Armin meragukan anggapan bahwa sepatu sempit menjadi penyebab langsung kematian. Menurutnya, faktor utama tetap pada kondisi medis yang dialami siswa tersebut.
“Sepatunya kekecilan, gara-gara sepatu kekecilan meninggal? masa sih? meninggalnya karena infeksi,” ujarnya saat diwawancarai, Sabtu, 2 Mei 2026.
Ia menilai, apabila memang siswa mengalami kesulitan terkait perlengkapan sekolah seperti sepatu, seharusnya hal tersebut dapat dikomunikasikan lebih awal kepada pihak sekolah maupun orang tua.
Armin menegaskan, pemerintah telah menyediakan sejumlah skema bantuan pendidikan seperti Program Indonesia Pintar (PIP), Bantuan Operasional Sekolah Nasional (BOSNAS), hingga BOS Daerah (BOSDA) yang dapat dimanfaatkan untuk membantu siswa kurang mampu.
“Kalau hanya satu dua anak, mestinya bisa kita bantu. Tinggal komunikasinya saja, disampaikan ke sekolah atau ke dinas,” katanya.
Armin bahkan menyatakan kesiapannya untuk membantu secara langsung jika ada laporan dari masyarakat terkait siswa yang kesulitan memenuhi kebutuhan dasar sekolah.
“Saya pun siap membantu kalau ada yang datang, bilang anaknya tidak bisa sekolah karena tidak punya sepatu. Sayang sekali kalau dibiarkan,” tegasnya.
Lebih lanjut, ia menekankan pentingnya peran sekolah dalam mengenali kondisi siswa secara menyeluruh. Menurutnya, guru bimbingan konseling (BK) dan wali kelas harus proaktif memantau keadaan peserta didik, termasuk persoalan ekonomi yang berpotensi menghambat proses belajar.

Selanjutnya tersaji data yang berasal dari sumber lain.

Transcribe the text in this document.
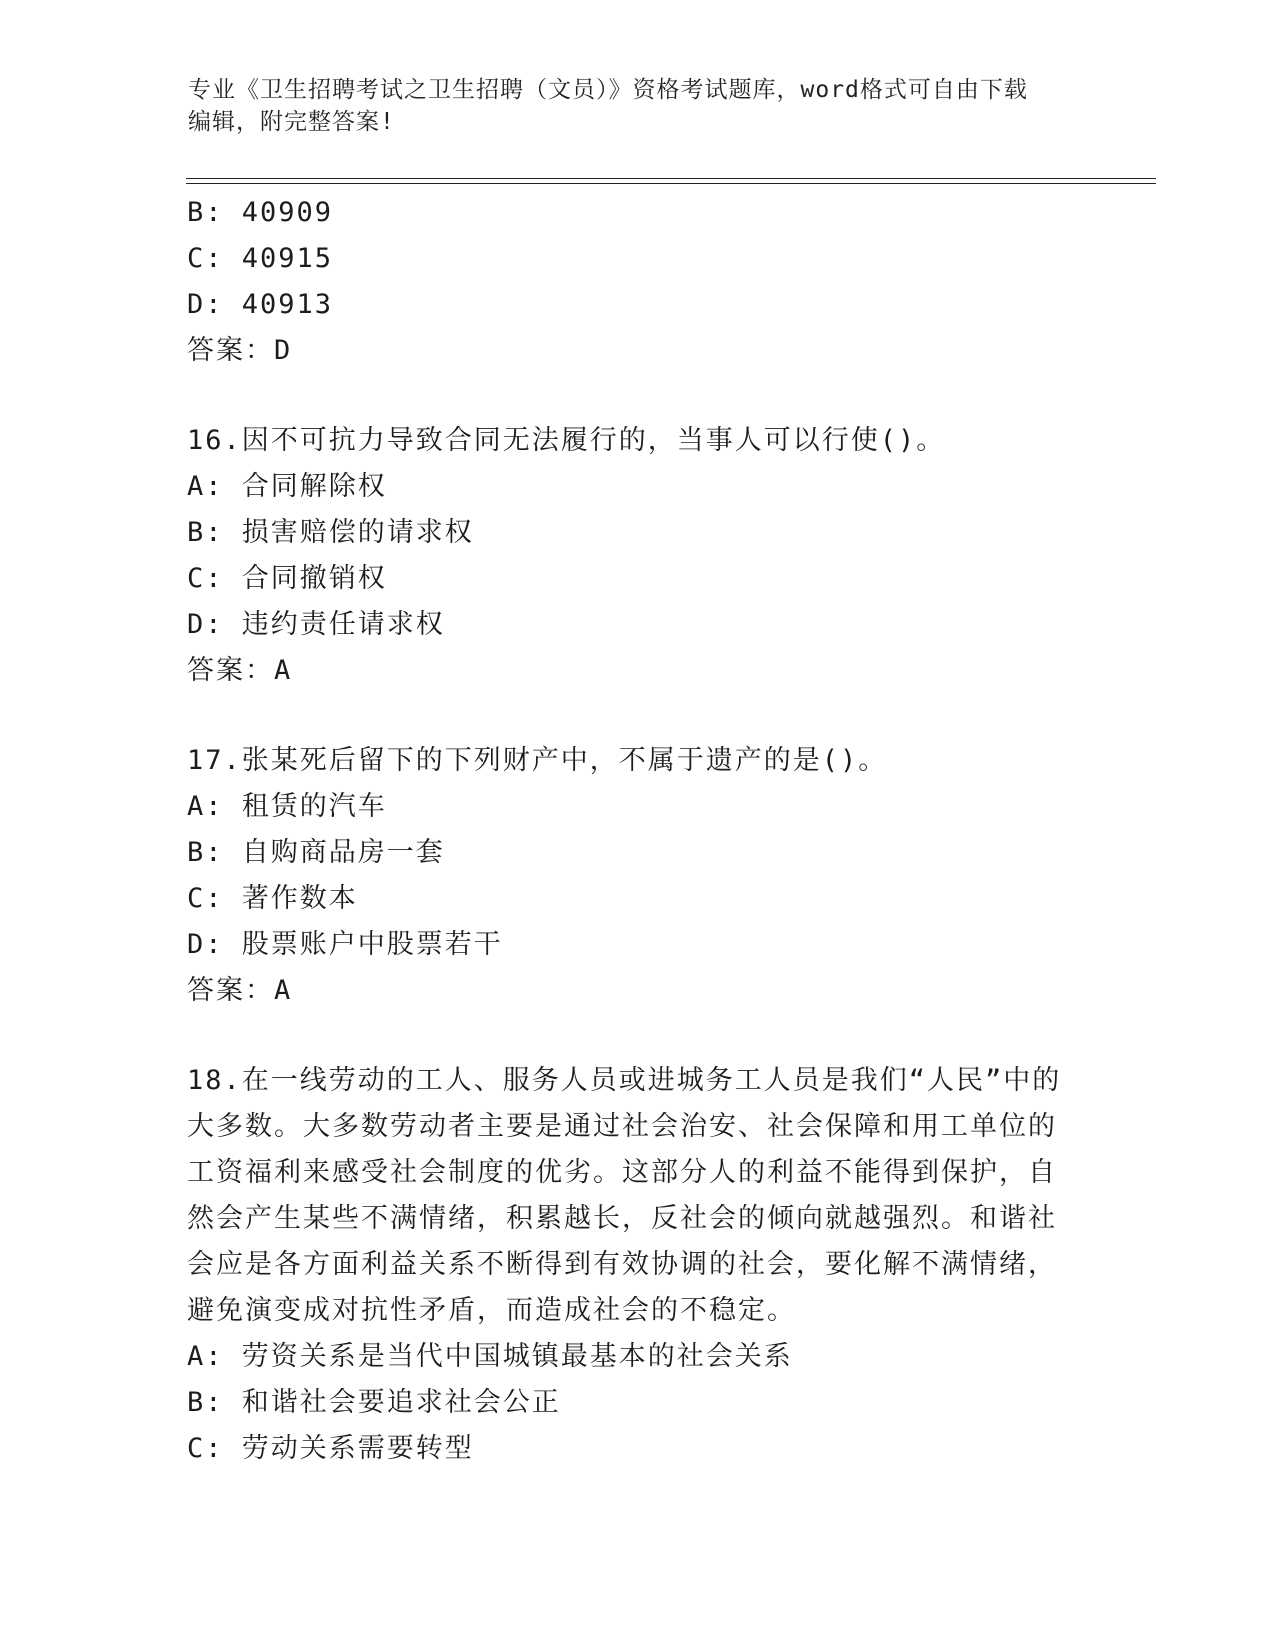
专业《卫生招聘考试之卫生招聘（文员）》资格考试题库，word格式可自由下载
编辑，附完整答案!
B: 40909
C: 40915
D: 40913
答案：D
16.因不可抗力导致合同无法履行的，当事人可以行使()。
A: 合同解除权
B: 损害赔偿的请求权
C: 合同撤销权
D: 违约责任请求权
答案：A
17.张某死后留下的下列财产中，不属于遗产的是()。
A: 租赁的汽车
B: 自购商品房一套
C: 著作数本
D: 股票账户中股票若干
答案：A
18.在一线劳动的工人、服务人员或进城务工人员是我们“人民”中的
大多数。大多数劳动者主要是通过社会治安、社会保障和用工单位的
工资福利来感受社会制度的优劣。这部分人的利益不能得到保护，自
然会产生某些不满情绪，积累越长，反社会的倾向就越强烈。和谐社
会应是各方面利益关系不断得到有效协调的社会，要化解不满情绪，
避免演变成对抗性矛盾，而造成社会的不稳定。
A: 劳资关系是当代中国城镇最基本的社会关系
B: 和谐社会要追求社会公正
C: 劳动关系需要转型
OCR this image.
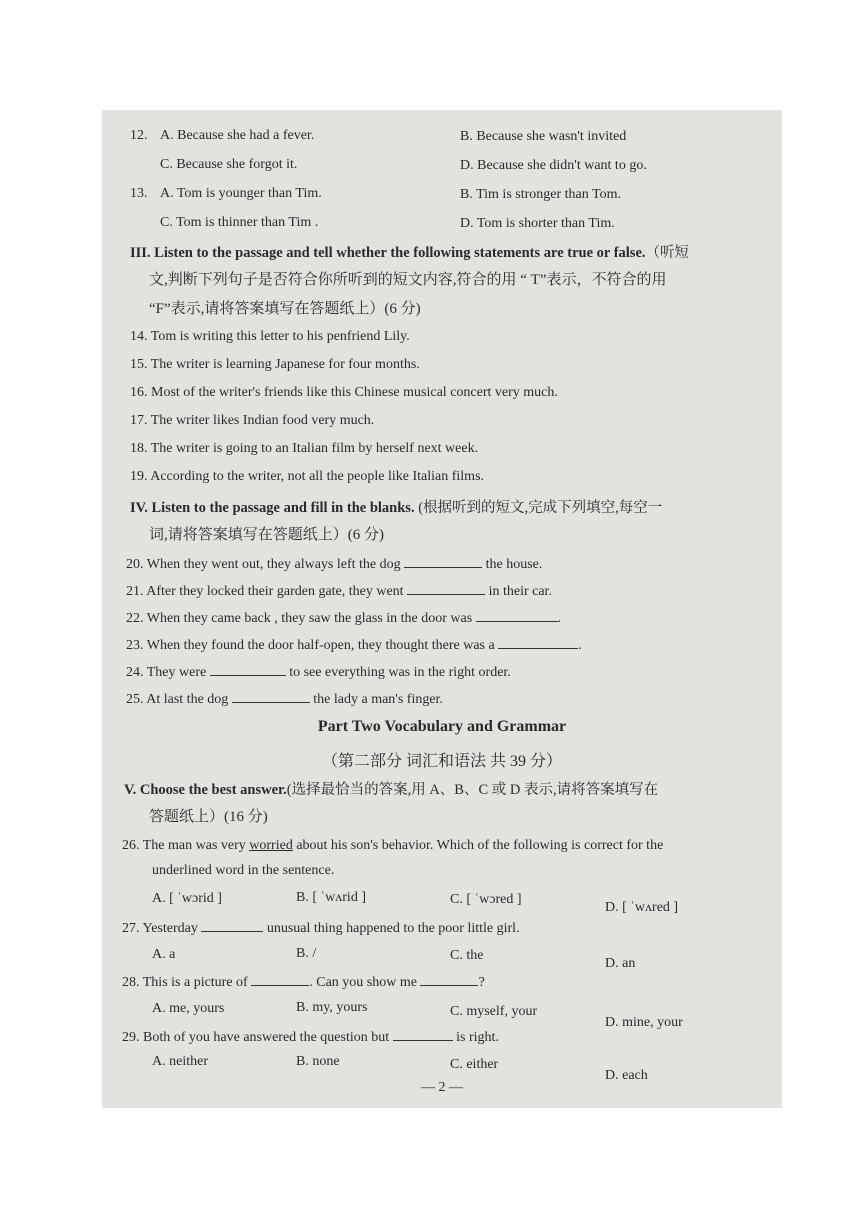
12. A. Because she had a fever.	B. Because she wasn't invited
C. Because she forgot it.	D. Because she didn't want to go.
13. A. Tom is younger than Tim.	B. Tim is stronger than Tom.
C. Tom is thinner than Tim .	D. Tom is shorter than Tim.
III. Listen to the passage and tell whether the following statements are true or false.（听短
文,判断下列句子是否符合你所听到的短文内容,符合的用 “ T”表示，不符合的用
“F”表示,请将答案填写在答题纸上）(6 分)
14. Tom is writing this letter to his penfriend Lily.
15. The writer is learning Japanese for four months.
16. Most of the writer's friends like this Chinese musical concert very much.
17. The writer likes Indian food very much.
18. The writer is going to an Italian film by herself next week.
19. According to the writer, not all the people like Italian films.
IV. Listen to the passage and fill in the blanks. (根据听到的短文,完成下列填空,每空一
词,请将答案填写在答题纸上）(6 分)
20. When they went out, they always left the dog	the house.
21. After they locked their garden gate, they went	in their car.
22. When they came back , they saw the glass in the door was	.
23. When they found the door half-open, they thought there was a	.
24. They were	to see everything was in the right order.
25. At last the dog	the lady a man's finger.
Part Two Vocabulary and Grammar
（第二部分 词汇和语法 共 39 分）
V. Choose the best answer.(选择最恰当的答案,用 A、B、C 或 D 表示,请将答案填写在
答题纸上）(16 分)
26. The man was very worried about his son's behavior. Which of the following is correct for the
underlined word in the sentence.
A. [ ˈwɔrid ]	B. [ ˈwʌrid ]	C. [ ˈwɔred ]
D. [ ˈwʌred ]
27. Yesterday	unusual thing happened to the poor little girl.
A. a	B. /	C. the
D. an
28. This is a picture of	. Can you show me	?
A. me, yours	B. my, yours	C. myself, your
D. mine, your
29. Both of you have answered the question but	is right.
A. neither	B. none	C. either
D. each
— 2 —
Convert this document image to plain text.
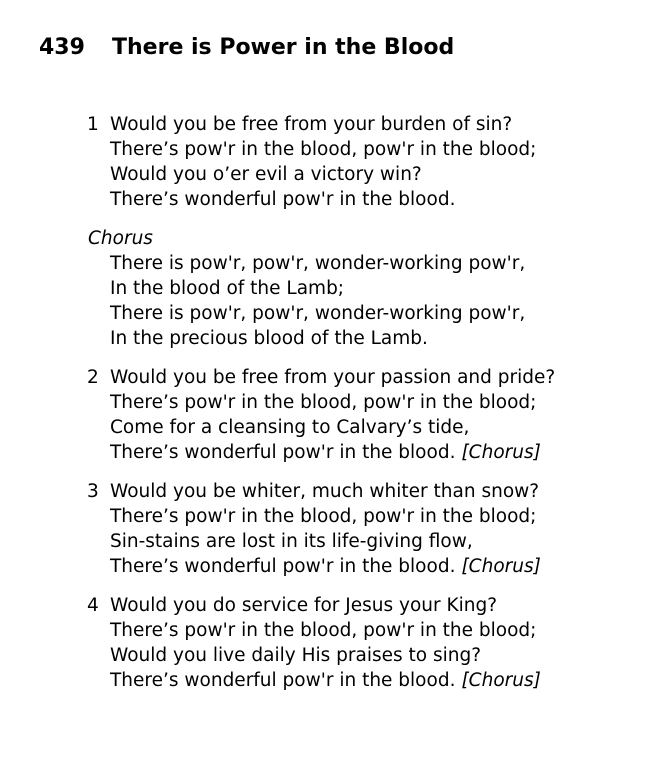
439 There is Power in the Blood
1 Would you be free from your burden of sin?
There’s pow'r in the blood, pow'r in the blood;
Would you o’er evil a victory win?
There’s wonderful pow'r in the blood.
Chorus
There is pow'r, pow'r, wonder-working pow'r,
In the blood of the Lamb;
There is pow'r, pow'r, wonder-working pow'r,
In the precious blood of the Lamb.
2 Would you be free from your passion and pride?
There’s pow'r in the blood, pow'r in the blood;
Come for a cleansing to Calvary’s tide,
There’s wonderful pow'r in the blood. [Chorus]
3 Would you be whiter, much whiter than snow?
There’s pow'r in the blood, pow'r in the blood;
Sin-stains are lost in its life-giving flow,
There’s wonderful pow'r in the blood. [Chorus]
4 Would you do service for Jesus your King?
There’s pow'r in the blood, pow'r in the blood;
Would you live daily His praises to sing?
There’s wonderful pow'r in the blood. [Chorus]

“Sekolah harus jadi rumah kedua yang nyaman. Anak harus bisa terbuka, bisa curhat ke guru. Kalau tidak, bagaimana kita tahu kondisi mereka?” ujarnya.
Ia juga meminta seluruh sekolah di Kaltim untuk melakukan evaluasi internal agar kasus serupa tidak terulang. Armin menilai, kurangnya keterbukaan dari siswa maupun minimnya deteksi dari pihak sekolah bisa menjadi celah yang berbahaya.
Sebelumnya, seorang siswa SMK di Samarinda, Mandala Rizky Syahputra (16), meninggal dunia pada Jumat 24 April 2026.
Ia diduga mengalami komplikasi kesehatan yang bermula dari luka akibat penggunaan sepatu yang kekecilan.
Kondisinya diperparah saat menjalani program magang sebagai pramuniaga di salah satu pusat perbelanjaan di Samarinda, yang mengharuskannya berdiri dalam waktu lama.
Kasus ini pun memicu perhatian publik terkait kondisi siswa dari keluarga kurang mampu dalam memenuhi kebutuhan dasar pendidikan.